A few years ago, a child was struck by a motorist while crossing the turnpike from Oak Ridge High School. Last year, I monitored that area and observed numerous motorist violations that put students and adults in danger. Frequently, vehicles would come within inches of hitting students.
During my 2 month stint in 2007 as a volunteer crossing guard at the Illinois Ave./Roberstville Rd. intersection, I encountered speeders and red light runners every morning. For the hour I stood at that corner, it was not uncommon to see as many as 15 vehicles run red lights and hundreds more speeding well over 45mph.
The city rightly concluded that both of these areas posed serious dangers to students and they responded accordingly. First, they designated the areas as school zones and implemented a 20mph speed limit. Overall, motorist behavior did not change. The city then installed more signage and flashing lights. Those were largely ignored. They hired crossing guards. Negligent motorists turned the situation into a real-life game of Frogger. When police presence was ramped up, drivers slowed down temporarily, only to regress back into reckless behavior when the authorities departed. Then speed and red light cameras were installed, and voila! Driver behavior changed and people finally got the message and slowed down.
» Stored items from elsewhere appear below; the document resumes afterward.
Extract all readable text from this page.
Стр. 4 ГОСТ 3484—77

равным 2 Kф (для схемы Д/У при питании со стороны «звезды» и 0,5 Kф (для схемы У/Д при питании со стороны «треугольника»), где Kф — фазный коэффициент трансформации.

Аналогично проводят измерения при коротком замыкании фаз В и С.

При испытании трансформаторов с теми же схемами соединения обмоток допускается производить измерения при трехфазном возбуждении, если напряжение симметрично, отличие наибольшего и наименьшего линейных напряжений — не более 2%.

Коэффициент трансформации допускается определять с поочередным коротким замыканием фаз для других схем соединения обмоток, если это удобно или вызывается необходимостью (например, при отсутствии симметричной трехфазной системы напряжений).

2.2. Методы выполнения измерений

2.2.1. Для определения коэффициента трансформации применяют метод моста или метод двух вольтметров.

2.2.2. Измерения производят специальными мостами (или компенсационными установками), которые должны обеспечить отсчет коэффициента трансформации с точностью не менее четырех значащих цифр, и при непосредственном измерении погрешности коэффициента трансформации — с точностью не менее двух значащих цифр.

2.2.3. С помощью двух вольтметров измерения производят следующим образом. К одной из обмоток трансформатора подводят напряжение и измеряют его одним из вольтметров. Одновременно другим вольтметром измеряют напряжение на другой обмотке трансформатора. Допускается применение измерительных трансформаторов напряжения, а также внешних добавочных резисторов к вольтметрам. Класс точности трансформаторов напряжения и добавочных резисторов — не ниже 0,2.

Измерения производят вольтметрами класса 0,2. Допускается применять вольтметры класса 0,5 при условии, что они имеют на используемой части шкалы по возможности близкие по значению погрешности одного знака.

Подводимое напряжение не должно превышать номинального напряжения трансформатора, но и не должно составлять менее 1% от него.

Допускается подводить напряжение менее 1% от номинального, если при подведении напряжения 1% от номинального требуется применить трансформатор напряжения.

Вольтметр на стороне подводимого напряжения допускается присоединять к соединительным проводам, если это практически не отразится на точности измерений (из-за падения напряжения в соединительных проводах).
Given all of this, I find it pathetic that a select few adults (who whine worse than my three year old) continue to expend a tremendous amount of energy fighting to protect law-breakers instead of our children. I for one applaud the city’s continued efforts to improve the safety of our students, pedestrians, and overall citizenry. We’ve come a long way in the last few years and, thus far, the results of these cameras unequivocally prove their necessity and value. Driving is not a right; it is a privilege. If you insist on breaking the law (or defending those who do), then you get what you deserve. Don’t do the crime if you can’t pay the fine.